DENR Water Rights Program Chief Engineer Jeanne Goodman countered that her agency recommends temporary mining exploration water permits be extended no more than a year, and mining requires permanent water permits, which in turn require public hearings.

She noted that the bills don’t provide for costs of live internet feeds if hearings are held in locales near projects instead of in the capital where transmission facilities are established.

Most temporary water permit applications are for road and bridge construction. The state’s “businessfriendly approach” expedites them in about two days, which is important with the short construction season mandated by weather conditions, she added.

The process “has worked well for years. It does what it is supposed to do,” she said. “Do not let temporary water permits become a de facto land-use permit,” she warned.

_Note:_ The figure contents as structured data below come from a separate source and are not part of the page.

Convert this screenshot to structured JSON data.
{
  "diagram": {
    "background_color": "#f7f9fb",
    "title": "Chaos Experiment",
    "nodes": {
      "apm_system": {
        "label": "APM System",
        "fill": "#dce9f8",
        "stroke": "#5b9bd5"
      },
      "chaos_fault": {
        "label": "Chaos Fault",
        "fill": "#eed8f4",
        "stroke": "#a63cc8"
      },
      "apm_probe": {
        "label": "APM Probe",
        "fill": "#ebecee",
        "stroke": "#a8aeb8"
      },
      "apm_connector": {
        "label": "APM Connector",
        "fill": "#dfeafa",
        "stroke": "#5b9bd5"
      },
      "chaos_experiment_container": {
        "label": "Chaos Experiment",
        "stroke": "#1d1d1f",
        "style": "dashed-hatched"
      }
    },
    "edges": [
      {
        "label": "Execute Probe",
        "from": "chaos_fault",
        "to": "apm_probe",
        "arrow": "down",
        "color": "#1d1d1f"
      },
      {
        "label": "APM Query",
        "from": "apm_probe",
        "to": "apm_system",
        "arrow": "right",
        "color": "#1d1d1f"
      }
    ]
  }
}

Bolstering her viewpoints were Bill Nevin of the South Dakota Department of Transportation, Deb Mortenson of the Associated General Contractors of South Dakota, Yvonne Taylor of the South Dakota Municipal League, Angela Ehlers, of South Dakota Association of Conservation Districts, Brenda Forman of the South Dakota Association of Cooperatives, and Michael Held of the South Dakota Farm Bureau Federation.

Legislators expressed agreement with the concept of more public involvement but faulted the bills for lack of specifics to protect non-controversial building projects from delays.

“I agree that local control is important,” said Dist. 35 Rep. Tina Mulally, a new Republican House member from Rapid City. “However, this bill seems to be a little bit too broad for me. It could affect all those roads. I’d much rather see it nailed down to your specific requests in the drilling areas.”

In the 2018 legislative session, Lakota Democratic Rep. Shawn Bordeaux, currently an incumbent from Mission in Dist. 26a, introduced a bill that would have narrowed public water permit hearings to mining interests, and it was defeated.